The Delhi High Court has ordered former Ranbaxy Laboratories promoters Malvinder Singh and Shivinder Singh not to part with any unencumbered (charge-free) assets without first approaching it to secure funds for a Rs 2,562-crore Singapore arbitration award in favour of Japanese pharma major Daiichi Sankyo.
The next date of hearing is March 20.
Senior advocates C A Sundaram and Arvind Nigam, appearing on behalf of Daiichi, began the day’s proceedings by pressing an application to restrain the Singh brothers from transferring shares in subsidiary companies of RHC Holdings, the holding company for a majority of the former Ranbaxy promoters’ assets.

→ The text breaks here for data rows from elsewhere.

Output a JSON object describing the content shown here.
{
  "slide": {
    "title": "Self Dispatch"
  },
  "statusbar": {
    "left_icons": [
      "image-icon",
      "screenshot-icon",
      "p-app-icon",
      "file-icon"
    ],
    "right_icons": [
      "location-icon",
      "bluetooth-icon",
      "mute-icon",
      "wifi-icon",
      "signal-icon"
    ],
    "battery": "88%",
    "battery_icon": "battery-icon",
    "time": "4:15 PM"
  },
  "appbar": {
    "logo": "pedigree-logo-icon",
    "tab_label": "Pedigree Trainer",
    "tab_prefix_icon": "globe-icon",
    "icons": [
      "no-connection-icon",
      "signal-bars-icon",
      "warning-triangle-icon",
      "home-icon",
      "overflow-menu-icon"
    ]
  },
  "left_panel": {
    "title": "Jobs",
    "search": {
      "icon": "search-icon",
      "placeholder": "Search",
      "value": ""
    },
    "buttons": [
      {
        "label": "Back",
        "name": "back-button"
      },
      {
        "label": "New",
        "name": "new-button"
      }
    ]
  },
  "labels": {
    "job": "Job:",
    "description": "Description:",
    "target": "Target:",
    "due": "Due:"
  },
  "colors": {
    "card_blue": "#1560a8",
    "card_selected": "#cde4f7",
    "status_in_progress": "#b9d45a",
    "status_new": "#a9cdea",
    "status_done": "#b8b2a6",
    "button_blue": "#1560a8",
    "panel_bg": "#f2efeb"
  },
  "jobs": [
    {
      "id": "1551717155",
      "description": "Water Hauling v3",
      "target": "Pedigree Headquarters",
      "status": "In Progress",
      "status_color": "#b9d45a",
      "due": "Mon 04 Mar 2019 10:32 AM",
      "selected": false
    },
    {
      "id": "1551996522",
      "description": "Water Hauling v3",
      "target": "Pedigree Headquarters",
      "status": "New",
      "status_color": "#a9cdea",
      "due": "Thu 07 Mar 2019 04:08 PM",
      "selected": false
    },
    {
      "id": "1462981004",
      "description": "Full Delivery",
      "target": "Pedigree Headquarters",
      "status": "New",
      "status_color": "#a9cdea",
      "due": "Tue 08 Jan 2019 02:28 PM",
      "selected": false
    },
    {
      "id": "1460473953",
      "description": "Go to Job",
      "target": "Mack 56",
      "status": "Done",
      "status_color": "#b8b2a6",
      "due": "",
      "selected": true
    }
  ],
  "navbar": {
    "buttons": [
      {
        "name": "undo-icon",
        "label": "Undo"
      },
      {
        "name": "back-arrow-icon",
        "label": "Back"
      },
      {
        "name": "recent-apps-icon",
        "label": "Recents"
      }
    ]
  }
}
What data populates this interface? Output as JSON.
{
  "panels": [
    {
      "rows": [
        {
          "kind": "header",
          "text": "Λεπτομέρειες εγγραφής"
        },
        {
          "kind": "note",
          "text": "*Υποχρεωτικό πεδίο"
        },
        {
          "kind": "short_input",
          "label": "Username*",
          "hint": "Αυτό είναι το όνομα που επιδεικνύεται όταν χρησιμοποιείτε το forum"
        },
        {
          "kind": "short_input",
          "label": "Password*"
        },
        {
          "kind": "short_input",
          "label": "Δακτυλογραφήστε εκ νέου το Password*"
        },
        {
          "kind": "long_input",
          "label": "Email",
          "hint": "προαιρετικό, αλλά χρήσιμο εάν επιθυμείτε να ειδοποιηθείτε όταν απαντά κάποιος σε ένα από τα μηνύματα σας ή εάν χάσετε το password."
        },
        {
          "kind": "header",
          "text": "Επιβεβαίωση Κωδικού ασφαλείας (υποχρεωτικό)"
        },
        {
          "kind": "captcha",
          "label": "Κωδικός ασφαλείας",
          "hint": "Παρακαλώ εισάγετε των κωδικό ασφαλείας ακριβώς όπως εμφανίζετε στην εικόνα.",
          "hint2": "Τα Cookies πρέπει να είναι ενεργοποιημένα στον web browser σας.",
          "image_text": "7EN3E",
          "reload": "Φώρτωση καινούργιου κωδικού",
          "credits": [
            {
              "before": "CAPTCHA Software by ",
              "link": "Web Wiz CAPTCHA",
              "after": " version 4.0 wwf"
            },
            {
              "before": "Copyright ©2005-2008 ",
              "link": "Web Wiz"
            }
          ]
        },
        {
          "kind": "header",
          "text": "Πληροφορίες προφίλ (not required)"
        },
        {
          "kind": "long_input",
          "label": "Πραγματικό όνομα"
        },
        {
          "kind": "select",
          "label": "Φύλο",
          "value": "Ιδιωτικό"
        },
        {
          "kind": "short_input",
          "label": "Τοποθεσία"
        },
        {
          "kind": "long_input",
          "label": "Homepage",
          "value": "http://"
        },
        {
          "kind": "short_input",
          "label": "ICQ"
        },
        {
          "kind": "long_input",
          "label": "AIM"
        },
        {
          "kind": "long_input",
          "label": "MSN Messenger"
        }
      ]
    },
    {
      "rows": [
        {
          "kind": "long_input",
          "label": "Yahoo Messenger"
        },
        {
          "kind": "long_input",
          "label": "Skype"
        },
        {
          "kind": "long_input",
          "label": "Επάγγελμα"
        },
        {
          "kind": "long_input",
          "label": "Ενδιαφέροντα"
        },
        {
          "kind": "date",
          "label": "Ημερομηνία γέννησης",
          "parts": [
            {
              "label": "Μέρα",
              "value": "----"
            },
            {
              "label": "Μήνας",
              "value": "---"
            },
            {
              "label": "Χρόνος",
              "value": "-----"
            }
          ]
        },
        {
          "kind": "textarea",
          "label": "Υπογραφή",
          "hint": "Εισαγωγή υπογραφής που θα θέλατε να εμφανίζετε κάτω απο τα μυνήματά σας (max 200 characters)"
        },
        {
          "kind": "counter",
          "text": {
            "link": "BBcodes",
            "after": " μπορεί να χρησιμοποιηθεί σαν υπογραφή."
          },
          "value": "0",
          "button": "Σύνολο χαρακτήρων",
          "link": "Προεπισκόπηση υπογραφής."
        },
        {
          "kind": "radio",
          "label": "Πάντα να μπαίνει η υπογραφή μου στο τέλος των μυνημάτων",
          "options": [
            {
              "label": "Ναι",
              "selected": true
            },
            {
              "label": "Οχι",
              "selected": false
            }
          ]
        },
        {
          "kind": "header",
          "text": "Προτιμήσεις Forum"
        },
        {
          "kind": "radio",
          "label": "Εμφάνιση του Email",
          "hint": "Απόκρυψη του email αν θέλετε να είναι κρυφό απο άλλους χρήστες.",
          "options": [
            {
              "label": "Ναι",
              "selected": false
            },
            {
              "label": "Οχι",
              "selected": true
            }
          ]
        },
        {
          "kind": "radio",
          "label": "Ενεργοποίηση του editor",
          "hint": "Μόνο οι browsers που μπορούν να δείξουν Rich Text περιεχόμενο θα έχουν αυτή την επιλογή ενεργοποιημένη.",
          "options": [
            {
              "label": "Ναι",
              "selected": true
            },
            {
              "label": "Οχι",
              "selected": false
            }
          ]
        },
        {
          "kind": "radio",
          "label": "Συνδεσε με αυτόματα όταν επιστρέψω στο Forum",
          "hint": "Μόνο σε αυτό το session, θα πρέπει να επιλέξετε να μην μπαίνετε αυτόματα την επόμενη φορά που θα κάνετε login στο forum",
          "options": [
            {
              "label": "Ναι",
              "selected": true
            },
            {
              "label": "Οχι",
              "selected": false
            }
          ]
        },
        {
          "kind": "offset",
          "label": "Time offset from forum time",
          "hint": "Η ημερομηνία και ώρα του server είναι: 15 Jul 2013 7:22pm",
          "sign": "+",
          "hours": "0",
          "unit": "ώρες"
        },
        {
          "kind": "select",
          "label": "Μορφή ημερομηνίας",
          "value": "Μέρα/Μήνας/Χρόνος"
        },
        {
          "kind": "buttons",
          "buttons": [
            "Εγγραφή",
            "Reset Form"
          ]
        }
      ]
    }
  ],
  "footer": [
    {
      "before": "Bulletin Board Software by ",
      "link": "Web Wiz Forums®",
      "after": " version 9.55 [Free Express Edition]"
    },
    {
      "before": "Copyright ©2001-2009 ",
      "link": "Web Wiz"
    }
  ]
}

The application followed two previous attempts to stop the possible sale of Fortis Healthcare, which the Singh brothers have claimed is only to infuse capital into the enterprise and represents five to 10 per cent of their encumbered asset value.
The Daiichi counsels said the Singh brothers had not given details of their unencumbered assets as directed by the court on January 23. And, alleged discrepancies between the figures provided and the actual unencumbered shareholding, which they claimed was worth only Rs 1,600 crore. The advocates also showed evidence of charges on all present and future assets of RHC Holdings for previous borrowings by the company. This, they say, could threaten the realisation of the Singapore award at a later stage.
Responding to the allegations, senior advocates Abhishek Singhvi and Rajiv Nayyar, representing the former Ranbaxy promoters, stated Daiichi had itself failed to comply with the January 23 order. It had still not filed a confidentiality affidavit with regard to the privacy of the Singh brothers' assets, as previously directed by the court. Singhvi reiterated that any proposed stake sales were only of encumbered assets, contemplated to ensure the well-being of the companies and to enhance value for all stakeholders.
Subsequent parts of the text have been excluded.